Volkswagen unveils automotive-grade ChatGPT integration for next-gen infotainment systems

Close-up of of the icon of the ChatGPT artificial intelligence chatbot app logo on a cellphone screen. Surrounded by the app icons of Twitter, Chrome, Zoom, Telegram, Teams, Edge and Meet.

A ChatGPT artificial intelligence chatbot, which Volkswagen describes as “a uniquely intelligent, automotive-grade ChatGPT integration,” will be available for use with new Volkswagen cars. The chatbot will respond to a variety of inquiries.

VW unveiled ChatGPT as part of the next-generation infotainment systems in the ID.3, ID.4, ID.5, and ID.7, as well as the brand-new Tiguan and the upcoming Passat, and in the facelifted Golf beginning in the second quarter of this year. The company made the announcement at the Consumer Electronics Show (CES) in Las Vegas.

In these vehicles, it will be incorporated into Volkswagen’s IDA voice assistant, which may be accessed by saying “Hello IDA” or by pressing a button on the steering wheel.

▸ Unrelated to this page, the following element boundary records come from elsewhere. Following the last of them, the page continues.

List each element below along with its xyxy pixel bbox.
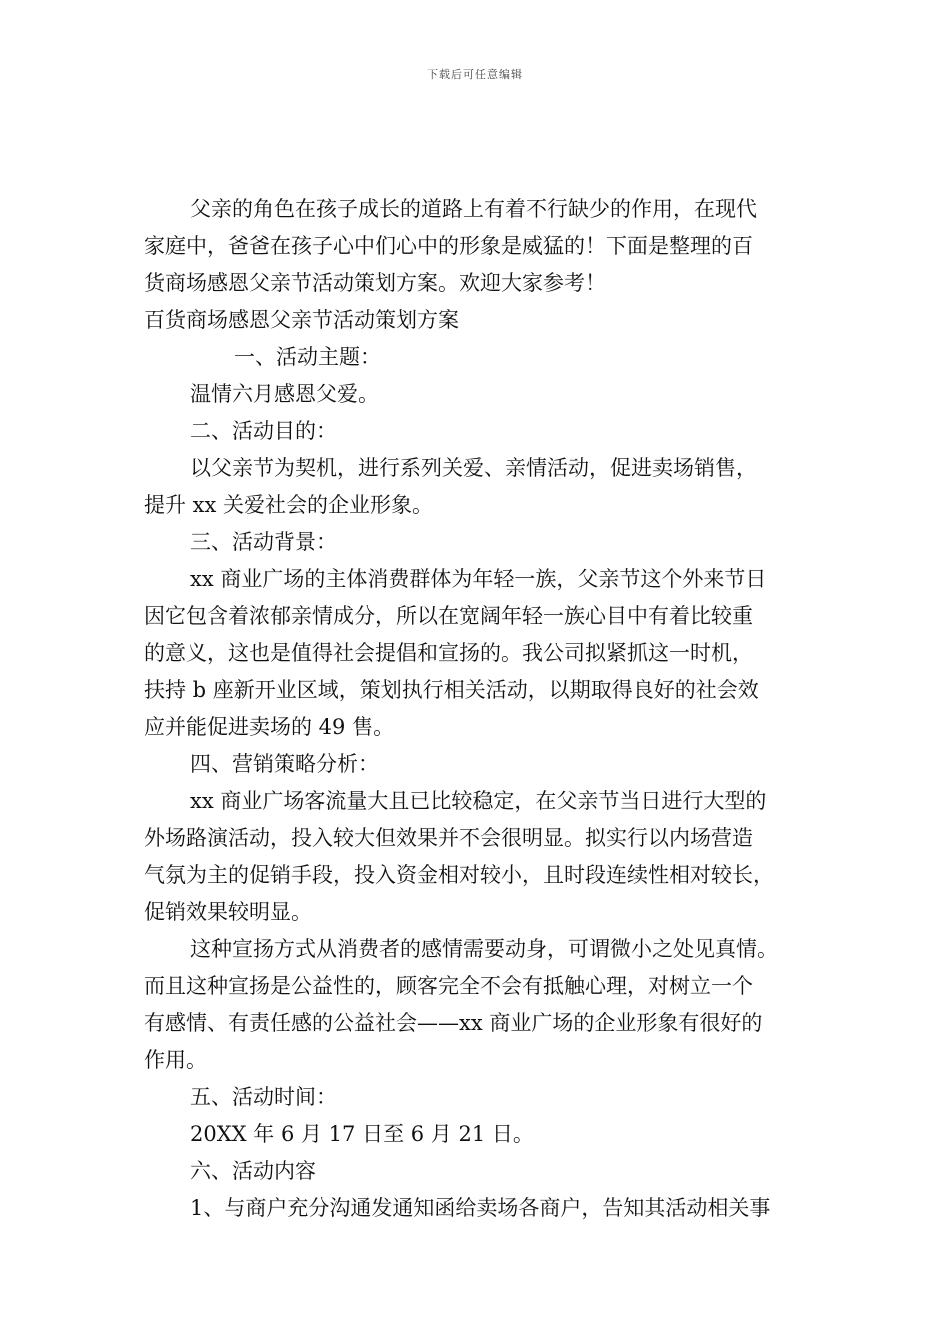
text-line: 1、与商户充分沟通发通知函给卖场各商户，告知其活动相关事 — [190, 1196, 771, 1220]
section-heading: 四、营销策略分析： — [190, 752, 379, 776]
text-line: 因它包含着浓郁亲情成分，所以在宽阔年轻一族心目中有着比较重 — [144, 604, 753, 628]
text-line: 这种宣扬方式从消费者的感情需要动身，可谓微小之处见真情。 — [190, 937, 778, 961]
text-line: 外场路演活动，投入较大但效果并不会很明显。拟实行以内场营造 — [144, 826, 753, 850]
text-line: xx 商业广场客流量大且已比较稳定，在父亲节当日进行大型的 — [190, 789, 767, 813]
text-line: 扶持 b 座新开业区域，策划执行相关活动，以期取得良好的社会效 — [144, 678, 759, 702]
page-header: 下载后可任意编辑 — [427, 68, 523, 81]
section-heading: 二、活动目的： — [190, 419, 337, 443]
text-line: 的意义，这也是值得社会提倡和宣扬的。我公司拟紧抓这一时机， — [144, 641, 753, 665]
text-line: 而且这种宣扬是公益性的，顾客完全不会有抵触心理，对树立一个 — [144, 974, 753, 998]
text-line: 货商场感恩父亲节活动策划方案。欢迎大家参考！ — [144, 271, 606, 295]
text-line: 以父亲节为契机，进行系列关爱、亲情活动，促进卖场销售， — [190, 456, 757, 480]
text-line: 提升 xx 关爱社会的企业形象。 — [144, 493, 434, 517]
text-line: 家庭中，爸爸在孩子心中们心中的形象是威猛的！下面是整理的百 — [144, 234, 753, 258]
text-line: 作用。 — [144, 1048, 207, 1072]
section-heading: 五、活动时间： — [190, 1085, 337, 1109]
text-line: 父亲的角色在孩子成长的道路上有着不行缺少的作用，在现代 — [190, 197, 757, 221]
text-line: 气氛为主的促销手段，投入资金相对较小，且时段连续性相对较长， — [144, 863, 774, 887]
text-line: 有感情、有责任感的公益社会——xx 商业广场的企业形象有很好的 — [144, 1011, 763, 1035]
text-line: xx 商业广场的主体消费群体为年轻一族，父亲节这个外来节日 — [190, 567, 767, 591]
document-title: 百货商场感恩父亲节活动策划方案 — [144, 308, 459, 332]
text-line: 促销效果较明显。 — [144, 900, 312, 924]
section-heading: 三、活动背景： — [190, 530, 337, 554]
document-body — [144, 191, 814, 1227]
text-line: 应并能促进卖场的 49 售。 — [144, 715, 395, 739]
text-line: 温情六月感恩父爱。 — [190, 382, 379, 406]
section-heading: 六、活动内容 — [190, 1159, 316, 1183]
section-heading: 一、活动主题： — [234, 345, 381, 369]
text-line: 20XX 年 6 月 17 日至 6 月 21 日。 — [190, 1122, 534, 1146]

According to VW, installing a different app or making a new account is not necessary.

Owners will be able to access a “constantly growing artificial intelligence database” through Volkswagen’s partnership with Cerence Inc. Additionally, by integrating Chat GPT into IDA, voice control of the infotainment, navigation, and air conditioning will be possible in addition to providing general knowledge answers. The system will eventually be updated to respond to additional queries in an understandable manner.

A question or command that Volkswagen’s internal system is unable to handle will be automatically sent to AI, which will reply with the recognisable Volkswagen voice. ChatGPT does not get any vehicle data, and all queries and responses are instantly removed.

Volkswagen’s own IDA voice control is boosted by Cerence’s Chat Pro system, which includes ChatGPT and other sources to provide what the tech company says are “accurate and relevant responses to nearly every query imaginable.”

“Volkswagen has always democratised technology and made it accessible – this is ingrained in our DNA,” said Kai Grünitz, Volkswagen’s board member for technical development. “As a result, we are now the first volume manufacturer to make this technology a standard feature in vehicles from the compact segment upwards.”